パートナーとの関係で完全に幸せになるには、二人の内面が完璧に似 通っていて、両想いで、自由な、真の愛の感情が存在している場合に限 られる。しかしこのケースは、君たちの世界ではほとんどお目にかかれ ない。
それはなぜでしょうか?
それはパートナーとの関係において、エゴや必要性が勝ってしまって いるからだ。また大半の人が、自分と似た存在をはっきりと認識できる ほど愛の能力を発展させていないので、その人に対する愛情を自覚して 目覚めさせ、そのために闘う勇気を持たない。
自分と似た存在を認識するというのは、双子の魂のことを指している のですか?
そうだ。もっとも、双子の魂というよりも相似の魂と呼んだ方が正確 なのだが。
それは、どうしてですか?
なぜなら、君たちは双子という言葉から全く同じものを連想しがちで、 双子の魂はすべてにおいてそっくりの瓜二つだと思ってしまうが、そう ではない。双子の魂、つまり相似の魂は、あえて定義するならば、「霊 的な出産」となる同じ創造の時を共にした存在だ。それらは、愛で結び ついていられるように同じ瞬間に誕生した、お互いを完全に補い合える 魂なのだ。だが同時に生まれても、そっくりな魂であるわけではない。
人は基本的に生まれてくるときに双子の霊が同時に誕生するそうですが、必ずしも夫婦とは限らず親子兄弟や親友や師弟、時には敵同士であることもあるそうです。あらゆる無数のケースが存在し、時には違う星に生まれてそれぞれの任務をこなすということもあると述べられています。
単に人口を増やすとか伴侶を持つ喜びというだけでなく、夫婦もまたそれぞれの霊性を進歩させるための課題でもあるようで、この辺りは相当入り組んでいて私もよくわかりません。
産土様が霊界から操っているというのはわかりますが、誰にどんな配偶者が与えられるのか?また与えられないのか?のいわゆる縁結びは神様の世界の秘匿事項のように思えます。
幸安幽界物語でも霊的に結ばれる本当の妻は霊界におり、地上で誰と結婚しても本当の妻ではない。しかし地上で結婚はしても良い、というような下りがあります。
結婚しない人もいますし、何度も結婚する人もいます。イザヤ霊の言うとおりなら地球に生まれてきた時点で自分の魂の伴侶とは結婚出来ない人もいることになりますし、龍の男女は一生独身であることが最初から運命付けられている人もいると言います。また地上時代だけの夫婦で霊界ではお別れという夫婦もたくさんいます。
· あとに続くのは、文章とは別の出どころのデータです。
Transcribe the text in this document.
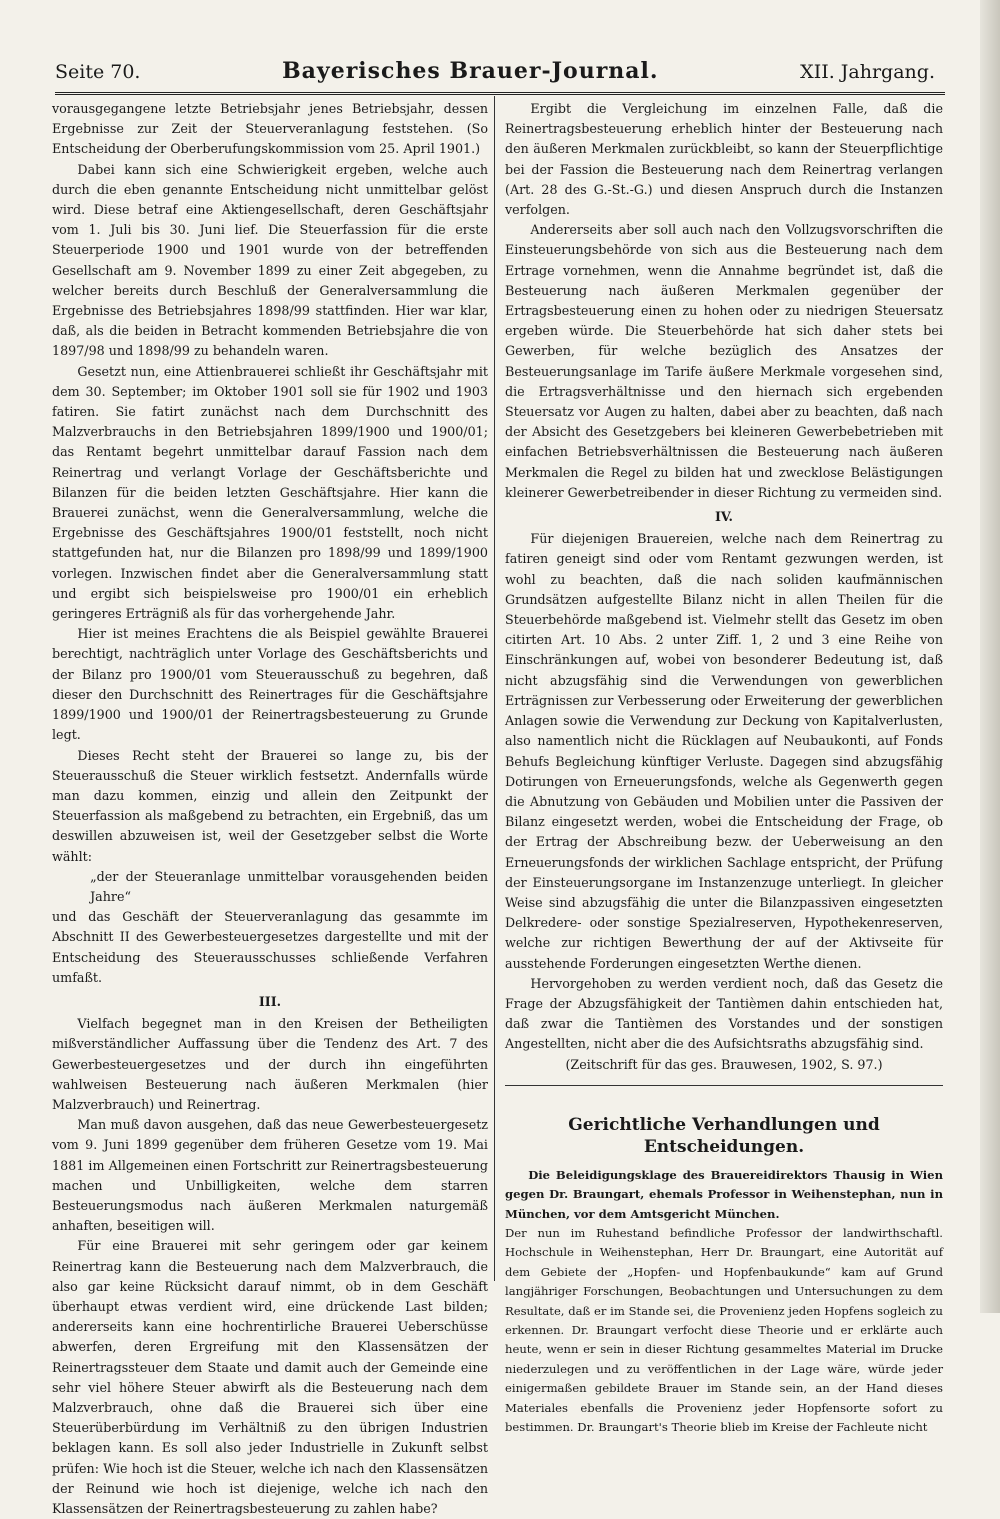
Seite 70.	Bayerisches Brauer-Journal.	XII. Jahrgang.

vorausgegangene letzte Betriebsjahr jenes Betriebsjahr, dessen Ergebnisse zur Zeit der Steuerveranlagung feststehen. (So Entscheidung der Oberberufungskommission vom 25. April 1901.)

Dabei kann sich eine Schwierigkeit ergeben, welche auch durch die eben genannte Entscheidung nicht unmittelbar gelöst wird. Diese betraf eine Aktiengesellschaft, deren Geschäftsjahr vom 1. Juli bis 30. Juni lief. Die Steuerfassion für die erste Steuerperiode 1900 und 1901 wurde von der betreffenden Gesellschaft am 9. November 1899 zu einer Zeit abgegeben, zu welcher bereits durch Beschluß der Generalversammlung die Ergebnisse des Betriebsjahres 1898/99 stattfinden. Hier war klar, daß, als die beiden in Betracht kommenden Betriebsjahre die von 1897/98 und 1898/99 zu behandeln waren.

Gesetzt nun, eine Attienbrauerei schließt ihr Geschäftsjahr mit dem 30. September; im Oktober 1901 soll sie für 1902 und 1903 fatiren. Sie fatirt zunächst nach dem Durchschnitt des Malzverbrauchs in den Betriebsjahren 1899/1900 und 1900/01; das Rentamt begehrt unmittelbar darauf Fassion nach dem Reinertrag und verlangt Vorlage der Geschäftsberichte und Bilanzen für die beiden letzten Geschäftsjahre. Hier kann die Brauerei zunächst, wenn die Generalversammlung, welche die Ergebnisse des Geschäftsjahres 1900/01 feststellt, noch nicht stattgefunden hat, nur die Bilanzen pro 1898/99 und 1899/1900 vorlegen. Inzwischen findet aber die Generalversammlung statt und ergibt sich beispielsweise pro 1900/01 ein erheblich geringeres Erträgniß als für das vorhergehende Jahr.

Hier ist meines Erachtens die als Beispiel gewählte Brauerei berechtigt, nachträglich unter Vorlage des Geschäftsberichts und der Bilanz pro 1900/01 vom Steuerausschuß zu begehren, daß dieser den Durchschnitt des Reinertrages für die Geschäftsjahre 1899/1900 und 1900/01 der Reinertragsbesteuerung zu Grunde legt.

Dieses Recht steht der Brauerei so lange zu, bis der Steuerausschuß die Steuer wirklich festsetzt. Andernfalls würde man dazu kommen, einzig und allein den Zeitpunkt der Steuerfassion als maßgebend zu betrachten, ein Ergebniß, das um deswillen abzuweisen ist, weil der Gesetzgeber selbst die Worte wählt:

„der der Steueranlage unmittelbar vorausgehenden beiden Jahre“

und das Geschäft der Steuerveranlagung das gesammte im Abschnitt II des Gewerbesteuergesetzes dargestellte und mit der Entscheidung des Steuerausschusses schließende Verfahren umfaßt.

III.

Vielfach begegnet man in den Kreisen der Betheiligten mißverständlicher Auffassung über die Tendenz des Art. 7 des Gewerbesteuergesetzes und der durch ihn eingeführten wahlweisen Besteuerung nach äußeren Merkmalen (hier Malzverbrauch) und Reinertrag.

Man muß davon ausgehen, daß das neue Gewerbesteuergesetz vom 9. Juni 1899 gegenüber dem früheren Gesetze vom 19. Mai 1881 im Allgemeinen einen Fortschritt zur Reinertragsbesteuerung machen und Unbilligkeiten, welche dem starren Besteuerungsmodus nach äußeren Merkmalen naturgemäß anhaften, beseitigen will.

Für eine Brauerei mit sehr geringem oder gar keinem Reinertrag kann die Besteuerung nach dem Malzverbrauch, die also gar keine Rücksicht darauf nimmt, ob in dem Geschäft überhaupt etwas verdient wird, eine drückende Last bilden; andererseits kann eine hochrentirliche Brauerei Ueberschüsse abwerfen, deren Ergreifung mit den Klassensätzen der Reinertragssteuer dem Staate und damit auch der Gemeinde eine sehr viel höhere Steuer abwirft als die Besteuerung nach dem Malzverbrauch, ohne daß die Brauerei sich über eine Steuerüberbürdung im Verhältniß zu den übrigen Industrien beklagen kann. Es soll also jeder Industrielle in Zukunft selbst prüfen: Wie hoch ist die Steuer, welche ich nach den Klassensätzen der Reinund wie hoch ist diejenige, welche ich nach den Klassensätzen der Reinertragsbesteuerung zu zahlen habe?

Ergibt die Vergleichung im einzelnen Falle, daß die Reinertragsbesteuerung erheblich hinter der Besteuerung nach den äußeren Merkmalen zurückbleibt, so kann der Steuerpflichtige bei der Fassion die Besteuerung nach dem Reinertrag verlangen (Art. 28 des G.-St.-G.) und diesen Anspruch durch die Instanzen verfolgen.

Andererseits aber soll auch nach den Vollzugsvorschriften die Einsteuerungsbehörde von sich aus die Besteuerung nach dem Ertrage vornehmen, wenn die Annahme begründet ist, daß die Besteuerung nach äußeren Merkmalen gegenüber der Ertragsbesteuerung einen zu hohen oder zu niedrigen Steuersatz ergeben würde. Die Steuerbehörde hat sich daher stets bei Gewerben, für welche bezüglich des Ansatzes der Besteuerungsanlage im Tarife äußere Merkmale vorgesehen sind, die Ertragsverhältnisse und den hiernach sich ergebenden Steuersatz vor Augen zu halten, dabei aber zu beachten, daß nach der Absicht des Gesetzgebers bei kleineren Gewerbebetrieben mit einfachen Betriebsverhältnissen die Besteuerung nach äußeren Merkmalen die Regel zu bilden hat und zwecklose Belästigungen kleinerer Gewerbetreibender in dieser Richtung zu vermeiden sind.

IV.

Für diejenigen Brauereien, welche nach dem Reinertrag zu fatiren geneigt sind oder vom Rentamt gezwungen werden, ist wohl zu beachten, daß die nach soliden kaufmännischen Grundsätzen aufgestellte Bilanz nicht in allen Theilen für die Steuerbehörde maßgebend ist. Vielmehr stellt das Gesetz im oben citirten Art. 10 Abs. 2 unter Ziff. 1, 2 und 3 eine Reihe von Einschränkungen auf, wobei von besonderer Bedeutung ist, daß nicht abzugsfähig sind die Verwendungen von gewerblichen Erträgnissen zur Verbesserung oder Erweiterung der gewerblichen Anlagen sowie die Verwendung zur Deckung von Kapitalverlusten, also namentlich nicht die Rücklagen auf Neubaukonti, auf Fonds Behufs Begleichung künftiger Verluste. Dagegen sind abzugsfähig Dotirungen von Erneuerungsfonds, welche als Gegenwerth gegen die Abnutzung von Gebäuden und Mobilien unter die Passiven der Bilanz eingesetzt werden, wobei die Entscheidung der Frage, ob der Ertrag der Abschreibung bezw. der Ueberweisung an den Erneuerungsfonds der wirklichen Sachlage entspricht, der Prüfung der Einsteuerungsorgane im Instanzenzuge unterliegt. In gleicher Weise sind abzugsfähig die unter die Bilanzpassiven eingesetzten Delkredere- oder sonstige Spezialreserven, Hypothekenreserven, welche zur richtigen Bewerthung der auf der Aktivseite für ausstehende Forderungen eingesetzten Werthe dienen.

Hervorgehoben zu werden verdient noch, daß das Gesetz die Frage der Abzugsfähigkeit der Tantièmen dahin entschieden hat, daß zwar die Tantièmen des Vorstandes und der sonstigen Angestellten, nicht aber die des Aufsichtsraths abzugsfähig sind.

(Zeitschrift für das ges. Brauwesen, 1902, S. 97.)

Gerichtliche Verhandlungen und Entscheidungen.

Die Beleidigungsklage des Brauereidirektors Thausig in Wien gegen Dr. Braungart, ehemals Professor in Weihenstephan, nun in München, vor dem Amtsgericht München.

Der nun im Ruhestand befindliche Professor der landwirthschaftl. Hochschule in Weihenstephan, Herr Dr. Braungart, eine Autorität auf dem Gebiete der „Hopfen- und Hopfenbaukunde“ kam auf Grund langjähriger Forschungen, Beobachtungen und Untersuchungen zu dem Resultate, daß er im Stande sei, die Provenienz jeden Hopfens sogleich zu erkennen. Dr. Braungart verfocht diese Theorie und er erklärte auch heute, wenn er sein in dieser Richtung gesammeltes Material im Drucke niederzulegen und zu veröffentlichen in der Lage wäre, würde jeder einigermaßen gebildete Brauer im Stande sein, an der Hand dieses Materiales ebenfalls die Provenienz jeder Hopfensorte sofort zu bestimmen. Dr. Braungart's Theorie blieb im Kreise der Fachleute nicht
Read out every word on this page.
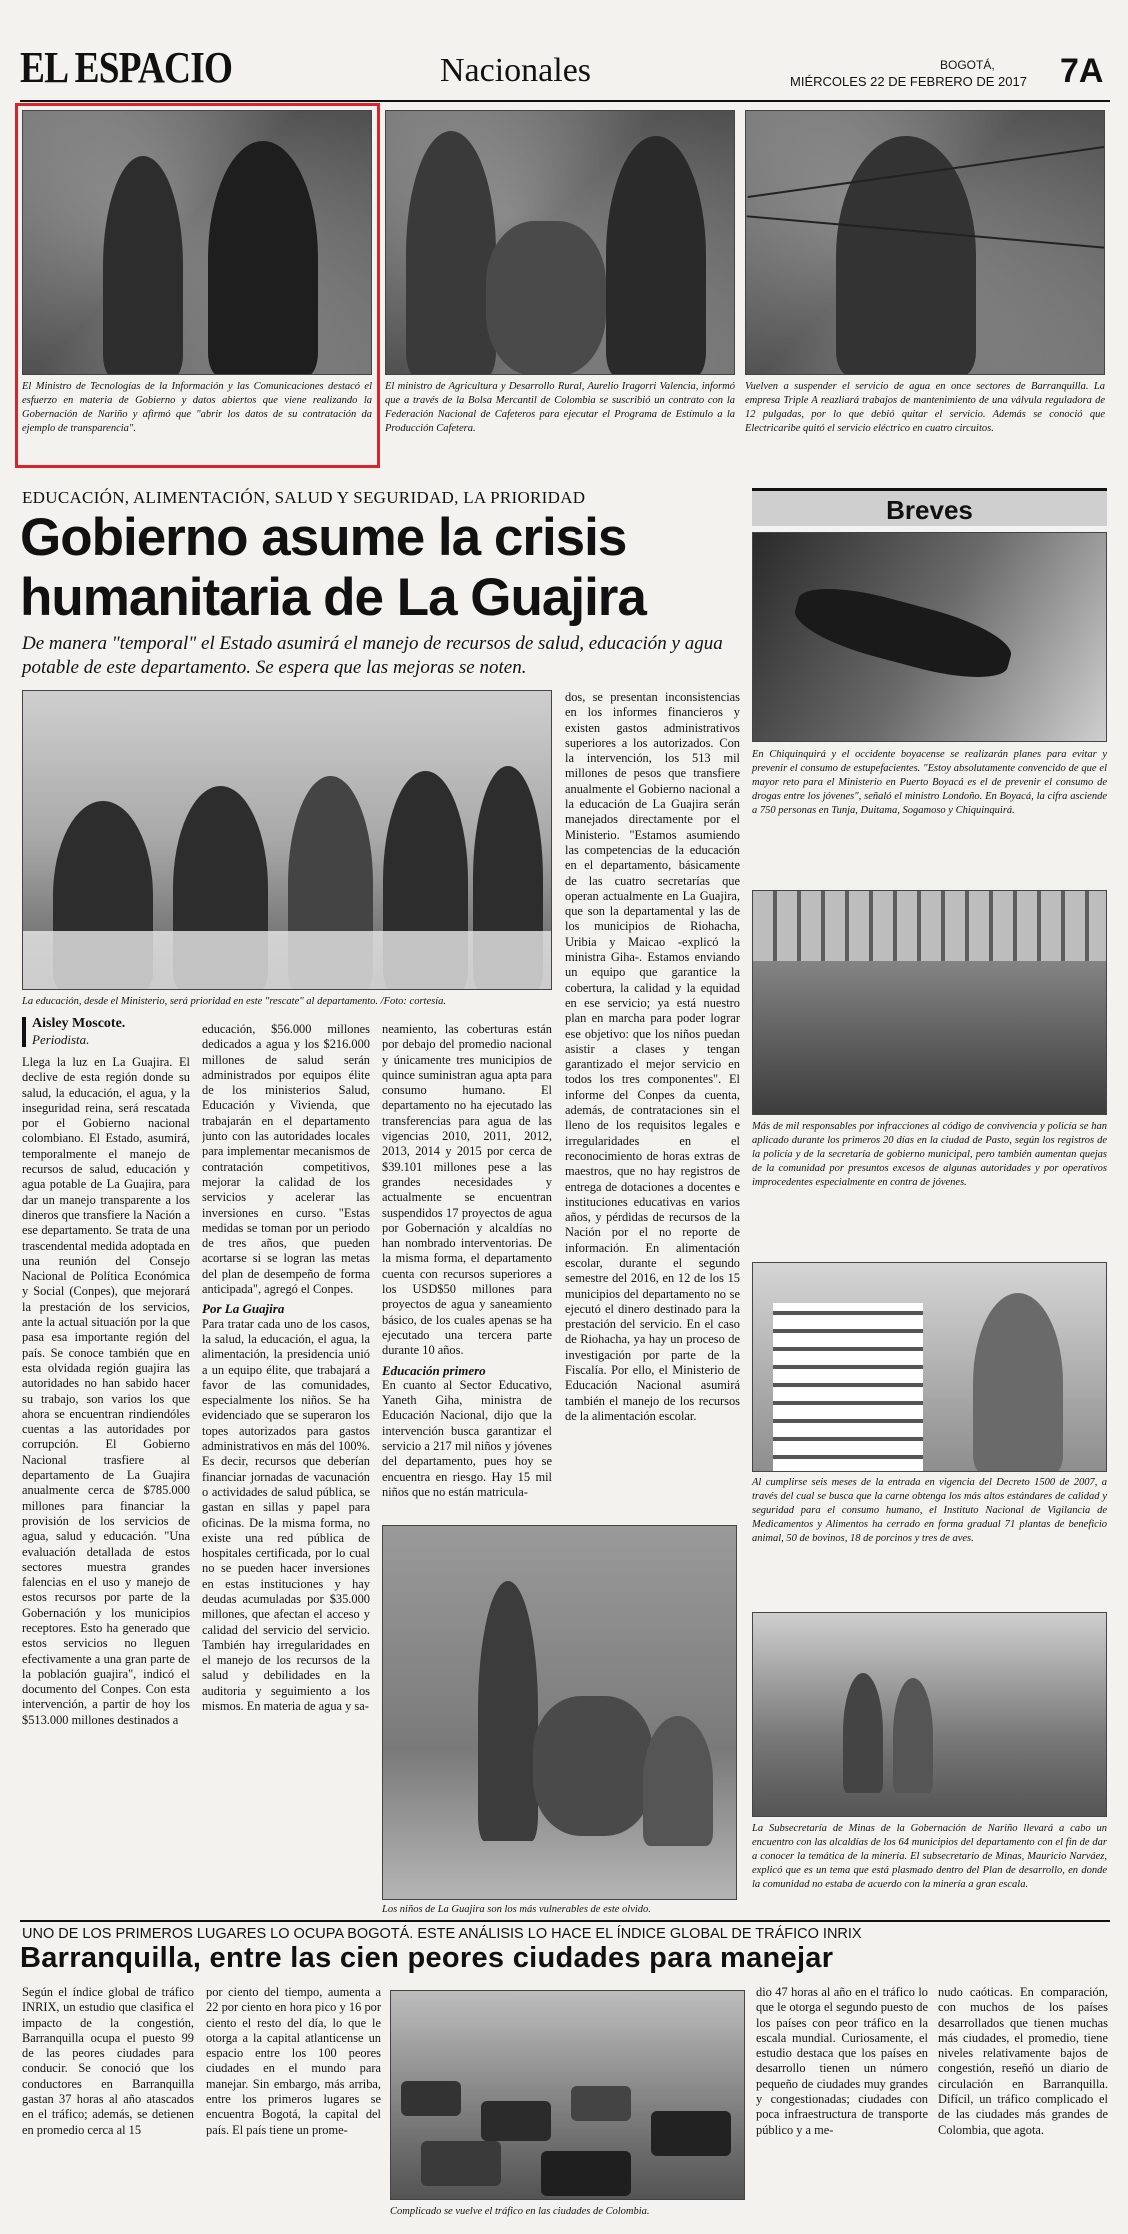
EL ESPACIO	Nacionales	BOGOTÁ,
MIÉRCOLES 22 DE FEBRERO DE 2017 7A
El Ministro de Tecnologías de la Información y las Comunicaciones destacó el esfuerzo en materia de Gobierno y datos abiertos que viene realizando la Gobernación de Nariño y afirmó que "abrir los datos de su contratación da ejemplo de transparencia".
El ministro de Agricultura y Desarrollo Rural, Aurelio Iragorri Valencia, informó que a través de la Bolsa Mercantil de Colombia se suscribió un contrato con la Federación Nacional de Cafeteros para ejecutar el Programa de Estímulo a la Producción Cafetera.
Vuelven a suspender el servicio de agua en once sectores de Barranquilla. La empresa Triple A reazliará trabajos de mantenimiento de una válvula reguladora de 12 pulgadas, por lo que debió quitar el servicio. Además se conoció que Electricaribe quitó el servicio eléctrico en cuatro circuitos.
EDUCACIÓN, ALIMENTACIÓN, SALUD Y SEGURIDAD, LA PRIORIDAD
Gobierno asume la crisis
humanitaria de La Guajira
De manera "temporal" el Estado asumirá el manejo de recursos de salud, educación y agua potable de este departamento. Se espera que las mejoras se noten.
La educación, desde el Ministerio, será prioridad en este "rescate" al departamento. /Foto: cortesía.
Aisley Moscote.
Periodista.
Llega la luz en La Guajira. El declive de esta región donde su salud, la educación, el agua, y la inseguridad reina, será rescatada por el Gobierno nacional colombiano. El Estado, asumirá, temporalmente el manejo de recursos de salud, educación y agua potable de La Guajira, para dar un manejo transparente a los dineros que transfiere la Nación a ese departamento. Se trata de una trascendental medida adoptada en una reunión del Consejo Nacional de Política Económica y Social (Conpes), que mejorará la prestación de los servicios, ante la actual situación por la que pasa esa importante región del país. Se conoce también que en esta olvidada región guajira las autoridades no han sabido hacer su trabajo, son varios los que ahora se encuentran rindiendóles cuentas a las autoridades por corrupción. El Gobierno Nacional trasfiere al departamento de La Guajira anualmente cerca de $785.000 millones para financiar la provisión de los servicios de agua, salud y educación. "Una evaluación detallada de estos sectores muestra grandes falencias en el uso y manejo de estos recursos por parte de la Gobernación y los municipios receptores. Esto ha generado que estos servicios no lleguen efectivamente a una gran parte de la población guajira", indicó el documento del Conpes. Con esta intervención, a partir de hoy los $513.000 millones destinados a

educación, $56.000 millones dedicados a agua y los $216.000 millones de salud serán administrados por equipos élite de los ministerios Salud, Educación y Vivienda, que trabajarán en el departamento junto con las autoridades locales para implementar mecanismos de contratación competitivos, mejorar la calidad de los servicios y acelerar las inversiones en curso. "Estas medidas se toman por un periodo de tres años, que pueden acortarse si se logran las metas del plan de desempeño de forma anticipada", agregó el Conpes.

Por La Guajira

Para tratar cada uno de los casos, la salud, la educación, el agua, la alimentación, la presidencia unió a un equipo élite, que trabajará a favor de las comunidades, especialmente los niños. Se ha evidenciado que se superaron los topes autorizados para gastos administrativos en más del 100%. Es decir, recursos que deberían financiar jornadas de vacunación o actividades de salud pública, se gastan en sillas y papel para oficinas. De la misma forma, no existe una red pública de hospitales certificada, por lo cual no se pueden hacer inversiones en estas instituciones y hay deudas acumuladas por $35.000 millones, que afectan el acceso y calidad del servicio del servicio. También hay irregularidades en el manejo de los recursos de la salud y debilidades en la auditoria y seguimiento a los mismos. En materia de agua y sa-

neamiento, las coberturas están por debajo del promedio nacional y únicamente tres municipios de quince suministran agua apta para consumo humano. El departamento no ha ejecutado las transferencias para agua de las vigencias 2010, 2011, 2012, 2013, 2014 y 2015 por cerca de $39.101 millones pese a las grandes necesidades y actualmente se encuentran suspendidos 17 proyectos de agua por Gobernación y alcaldías no han nombrado interventorias. De la misma forma, el departamento cuenta con recursos superiores a los USD$50 millones para proyectos de agua y saneamiento básico, de los cuales apenas se ha ejecutado una tercera parte durante 10 años.

Educación primero

En cuanto al Sector Educativo, Yaneth Giha, ministra de Educación Nacional, dijo que la intervención busca garantizar el servicio a 217 mil niños y jóvenes del departamento, pues hoy se encuentra en riesgo. Hay 15 mil niños que no están matricula-

Los niños de La Guajira son los más vulnerables de este olvido.
dos, se presentan inconsistencias en los informes financieros y existen gastos administrativos superiores a los autorizados. Con la intervención, los 513 mil millones de pesos que transfiere anualmente el Gobierno nacional a la educación de La Guajira serán manejados directamente por el Ministerio. "Estamos asumiendo las competencias de la educación en el departamento, básicamente de las cuatro secretarías que operan actualmente en La Guajira, que son la departamental y las de los municipios de Riohacha, Uribia y Maicao -explicó la ministra Giha-. Estamos enviando un equipo que garantice la cobertura, la calidad y la equidad en ese servicio; ya está nuestro plan en marcha para poder lograr ese objetivo: que los niños puedan asistir a clases y tengan garantizado el mejor servicio en todos los tres componentes". El informe del Conpes da cuenta, además, de contrataciones sin el lleno de los requisitos legales e irregularidades en el reconocimiento de horas extras de maestros, que no hay registros de entrega de dotaciones a docentes e instituciones educativas en varios años, y pérdidas de recursos de la Nación por el no reporte de información. En alimentación escolar, durante el segundo semestre del 2016, en 12 de los 15 municipios del departamento no se ejecutó el dinero destinado para la prestación del servicio. En el caso de Riohacha, ya hay un proceso de investigación por parte de la Fiscalía. Por ello, el Ministerio de Educación Nacional asumirá también el manejo de los recursos de la alimentación escolar.
Breves
En Chiquinquirá y el occidente boyacense se realizarán planes para evitar y prevenir el consumo de estupefacientes. "Estoy absolutamente convencido de que el mayor reto para el Ministerio en Puerto Boyacá es el de prevenir el consumo de drogas entre los jóvenes", señaló el ministro Londoño. En Boyacá, la cifra asciende a 750 personas en Tunja, Duitama, Sogamoso y Chiquinquirá.
Más de mil responsables por infracciones al código de convivencia y policía se han aplicado durante los primeros 20 días en la ciudad de Pasto, según los registros de la policía y de la secretaría de gobierno municipal, pero también aumentan quejas de la comunidad por presuntos excesos de algunas autoridades y por operativos improcedentes especialmente en contra de jóvenes.
Al cumplirse seis meses de la entrada en vigencia del Decreto 1500 de 2007, a través del cual se busca que la carne obtenga los más altos estándares de calidad y seguridad para el consumo humano, el Instituto Nacional de Vigilancia de Medicamentos y Alimentos ha cerrado en forma gradual 71 plantas de beneficio animal, 50 de bovinos, 18 de porcinos y tres de aves.
La Subsecretaría de Minas de la Gobernación de Nariño llevará a cabo un encuentro con las alcaldías de los 64 municipios del departamento con el fin de dar a conocer la temática de la minería. El subsecretario de Minas, Mauricio Narváez, explicó que es un tema que está plasmado dentro del Plan de desarrollo, en donde la comunidad no estaba de acuerdo con la minería a gran escala.
UNO DE LOS PRIMEROS LUGARES LO OCUPA BOGOTÁ. ESTE ANÁLISIS LO HACE EL ÍNDICE GLOBAL DE TRÁFICO INRIX
Barranquilla, entre las cien peores ciudades para manejar
Según el índice global de tráfico INRIX, un estudio que clasifica el impacto de la congestión, Barranquilla ocupa el puesto 99 de las peores ciudades para conducir. Se conoció que los conductores en Barranquilla gastan 37 horas al año atascados en el tráfico; además, se detienen en promedio cerca al 15
por ciento del tiempo, aumenta a 22 por ciento en hora pico y 16 por ciento el resto del día, lo que le otorga a la capital atlanticense un espacio entre los 100 peores ciudades en el mundo para manejar. Sin embargo, más arriba, entre los primeros lugares se encuentra Bogotá, la capital del país. El país tiene un prome-
Complicado se vuelve el tráfico en las ciudades de Colombia.
dio 47 horas al año en el tráfico lo que le otorga el segundo puesto de los países con peor tráfico en la escala mundial. Curiosamente, el estudio destaca que los países en desarrollo tienen un número pequeño de ciudades muy grandes y congestionadas; ciudades con poca infraestructura de transporte público y a me-
nudo caóticas. En comparación, con muchos de los países desarrollados que tienen muchas más ciudades, el promedio, tiene niveles relativamente bajos de congestión, reseñó un diario de circulación en Barranquilla. Difícil, un tráfico complicado el de las ciudades más grandes de Colombia, que agota.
ともあれ、一応のところは通常分魂がいる、霊格の高い人は4つも分魂がいる、ということが述べられています。
結婚の回数については2回までと述べられていますが、回数制限について言及している霊的な書物は霊界物語(出口王仁三郎の書物)だけでほかの書物では回数に特に制限を付けていません。
ただこれは霊的な問題(分魂現象や荒魂・和魂など)を無視した単に道徳的な見地であって神様から見ればやっぱり2回なのかもしれません。